Output options: Slideshows, Printing, and Books
Aperture’s newly enhanced slideshows actually let you specify the time each image will display, rather than setting all photos to, say, 4 seconds. This way, you can really match the pictures to the music, give more important shots longer time, or time your slideshow for a presentation.
Printing in this version offers a lot of flexibility, as well: You can save custom layouts, resize boxes and borders by dragging, exposure compensate for printers, and add watermarks. You can choose any number of images to appear on a page, and specify row and column spacing. Lightroom, though, offers just as much control over printing.
Aperture has some fantastic capabilities when it comes to designing books. Not only does it let you choose from preset or custom templates and flow in all selected photos, but you can use plugins from professional book publishers to match the formats they use. It also includes blog and web site templates, which you can export either directly to MobileMe or to a folder with all the files necessary to send to your web server. Again, Lightroom has as much or more going for it for web templates and includes an FTP uploader, but Lightroom doesn’t give would-be photobook publishers anywhere near as much help As Aperture.
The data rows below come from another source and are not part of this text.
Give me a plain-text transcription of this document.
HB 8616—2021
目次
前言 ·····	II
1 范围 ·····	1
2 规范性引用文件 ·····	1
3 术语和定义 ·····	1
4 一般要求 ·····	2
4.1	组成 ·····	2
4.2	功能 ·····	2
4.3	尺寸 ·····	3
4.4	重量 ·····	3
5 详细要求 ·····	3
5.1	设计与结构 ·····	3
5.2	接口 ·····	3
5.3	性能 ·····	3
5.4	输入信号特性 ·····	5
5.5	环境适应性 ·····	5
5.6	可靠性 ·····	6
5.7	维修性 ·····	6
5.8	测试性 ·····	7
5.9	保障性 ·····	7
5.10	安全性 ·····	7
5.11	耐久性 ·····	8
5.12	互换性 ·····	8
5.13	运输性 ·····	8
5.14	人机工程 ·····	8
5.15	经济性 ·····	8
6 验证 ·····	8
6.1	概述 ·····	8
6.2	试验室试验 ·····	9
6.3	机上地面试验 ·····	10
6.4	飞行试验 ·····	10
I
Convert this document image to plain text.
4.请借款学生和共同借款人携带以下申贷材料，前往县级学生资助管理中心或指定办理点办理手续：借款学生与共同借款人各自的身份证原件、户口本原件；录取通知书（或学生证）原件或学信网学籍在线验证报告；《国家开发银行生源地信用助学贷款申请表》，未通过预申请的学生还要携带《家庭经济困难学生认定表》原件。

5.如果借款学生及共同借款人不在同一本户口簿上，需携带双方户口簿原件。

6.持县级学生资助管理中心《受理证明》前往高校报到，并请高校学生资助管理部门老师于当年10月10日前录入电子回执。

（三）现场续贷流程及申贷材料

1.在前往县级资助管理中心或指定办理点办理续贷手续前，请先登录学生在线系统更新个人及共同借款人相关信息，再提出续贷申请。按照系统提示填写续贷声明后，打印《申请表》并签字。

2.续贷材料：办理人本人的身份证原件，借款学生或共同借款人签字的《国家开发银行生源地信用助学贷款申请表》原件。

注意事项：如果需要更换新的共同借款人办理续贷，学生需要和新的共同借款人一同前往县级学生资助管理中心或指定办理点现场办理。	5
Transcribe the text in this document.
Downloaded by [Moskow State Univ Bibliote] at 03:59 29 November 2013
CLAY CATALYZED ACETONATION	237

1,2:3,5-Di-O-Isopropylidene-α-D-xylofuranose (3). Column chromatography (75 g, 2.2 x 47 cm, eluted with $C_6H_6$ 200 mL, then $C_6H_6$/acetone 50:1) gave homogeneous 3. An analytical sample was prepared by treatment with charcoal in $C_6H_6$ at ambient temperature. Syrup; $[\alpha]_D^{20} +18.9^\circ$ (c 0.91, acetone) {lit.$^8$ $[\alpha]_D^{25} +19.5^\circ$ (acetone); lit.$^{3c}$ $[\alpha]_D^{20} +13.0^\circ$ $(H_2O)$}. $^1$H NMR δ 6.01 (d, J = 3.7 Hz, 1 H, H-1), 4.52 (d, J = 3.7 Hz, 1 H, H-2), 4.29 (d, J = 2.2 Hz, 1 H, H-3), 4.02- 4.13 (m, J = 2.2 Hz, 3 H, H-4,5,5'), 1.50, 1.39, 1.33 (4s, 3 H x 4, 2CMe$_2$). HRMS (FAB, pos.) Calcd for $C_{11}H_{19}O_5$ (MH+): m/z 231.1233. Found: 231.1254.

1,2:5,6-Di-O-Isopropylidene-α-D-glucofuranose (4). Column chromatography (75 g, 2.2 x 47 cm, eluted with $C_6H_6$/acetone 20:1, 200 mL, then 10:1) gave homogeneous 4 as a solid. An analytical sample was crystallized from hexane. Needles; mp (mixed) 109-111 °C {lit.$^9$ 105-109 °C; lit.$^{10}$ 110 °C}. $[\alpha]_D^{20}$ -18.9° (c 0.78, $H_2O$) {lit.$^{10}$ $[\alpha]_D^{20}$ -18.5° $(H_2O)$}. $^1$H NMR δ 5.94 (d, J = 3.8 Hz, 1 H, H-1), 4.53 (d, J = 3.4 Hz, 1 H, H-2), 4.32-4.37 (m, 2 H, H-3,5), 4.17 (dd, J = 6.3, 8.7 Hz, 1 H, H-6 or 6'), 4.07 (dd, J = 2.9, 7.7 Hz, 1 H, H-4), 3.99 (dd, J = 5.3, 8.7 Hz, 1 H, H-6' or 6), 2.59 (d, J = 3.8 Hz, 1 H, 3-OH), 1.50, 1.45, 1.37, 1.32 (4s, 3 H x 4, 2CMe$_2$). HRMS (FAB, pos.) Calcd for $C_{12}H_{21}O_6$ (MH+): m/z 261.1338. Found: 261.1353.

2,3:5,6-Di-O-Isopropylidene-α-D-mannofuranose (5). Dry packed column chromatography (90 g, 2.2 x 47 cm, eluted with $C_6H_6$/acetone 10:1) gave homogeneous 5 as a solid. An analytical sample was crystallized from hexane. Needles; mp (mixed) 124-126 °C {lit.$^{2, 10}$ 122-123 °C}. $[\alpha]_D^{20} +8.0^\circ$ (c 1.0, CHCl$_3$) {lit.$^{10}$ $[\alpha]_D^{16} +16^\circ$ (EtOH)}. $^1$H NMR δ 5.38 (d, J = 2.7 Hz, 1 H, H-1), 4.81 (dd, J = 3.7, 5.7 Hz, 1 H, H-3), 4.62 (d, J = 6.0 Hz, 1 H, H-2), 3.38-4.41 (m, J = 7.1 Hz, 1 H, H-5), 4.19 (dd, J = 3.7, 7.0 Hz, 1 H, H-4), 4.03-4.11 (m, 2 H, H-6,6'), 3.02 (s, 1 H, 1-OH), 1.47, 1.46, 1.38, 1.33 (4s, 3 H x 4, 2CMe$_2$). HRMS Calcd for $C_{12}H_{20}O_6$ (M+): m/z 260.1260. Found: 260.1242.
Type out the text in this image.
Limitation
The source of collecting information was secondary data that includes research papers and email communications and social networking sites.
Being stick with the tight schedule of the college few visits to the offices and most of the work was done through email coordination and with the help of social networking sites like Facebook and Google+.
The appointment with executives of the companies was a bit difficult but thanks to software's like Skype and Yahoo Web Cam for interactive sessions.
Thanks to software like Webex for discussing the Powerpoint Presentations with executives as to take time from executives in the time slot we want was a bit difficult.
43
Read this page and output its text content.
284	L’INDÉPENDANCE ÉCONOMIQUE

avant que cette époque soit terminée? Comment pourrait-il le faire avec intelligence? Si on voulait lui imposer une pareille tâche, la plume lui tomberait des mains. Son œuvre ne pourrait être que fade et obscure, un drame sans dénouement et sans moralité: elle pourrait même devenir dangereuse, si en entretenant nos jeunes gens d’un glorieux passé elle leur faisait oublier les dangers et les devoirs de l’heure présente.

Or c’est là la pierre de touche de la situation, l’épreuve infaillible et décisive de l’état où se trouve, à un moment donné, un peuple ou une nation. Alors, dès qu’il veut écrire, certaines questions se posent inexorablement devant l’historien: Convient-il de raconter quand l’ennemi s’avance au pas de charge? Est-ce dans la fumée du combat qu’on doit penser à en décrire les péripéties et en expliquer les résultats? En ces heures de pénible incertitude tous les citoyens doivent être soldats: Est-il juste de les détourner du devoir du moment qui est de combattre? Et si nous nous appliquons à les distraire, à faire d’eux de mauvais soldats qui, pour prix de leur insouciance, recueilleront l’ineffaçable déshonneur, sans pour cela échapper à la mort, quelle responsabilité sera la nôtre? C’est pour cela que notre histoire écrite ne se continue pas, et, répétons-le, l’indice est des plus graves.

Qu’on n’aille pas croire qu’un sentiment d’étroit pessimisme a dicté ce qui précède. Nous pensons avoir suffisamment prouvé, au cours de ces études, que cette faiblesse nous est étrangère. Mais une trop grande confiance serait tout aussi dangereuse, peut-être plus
And in a final ease-of-sharing touch, Aperture sports big buttons for direct uploading to Flickr and Facebook right up top, and you can email a picture from a right-click menu.
Finally, you want to keep your digital images safe, and the program’s Vault feature makes archiving your photo collection easy and automatic. But this only works for managed files and the adjustments to referenced files. Lightroom has a similar backup option, so this one, too, is a close call.
It’s a tight race between Aperture and Lightroom. Both have excellent raw import, image adjustment including brushes, and plugin support. Aperture has come a long way in this release in equaling Lightroom’s presets and adjustment brushes. If you shoot a lot of people or are moving up from iPhoto, Aperture makes a lot of sense. If you insist on using Photoshop or Windows, Lightroom, with its easy roundtrip editing, is the clear choice. A lot of it will come down to style. But with all the image editing power and greater ease of use, Aperture gets the Editors’ Choice by a nose.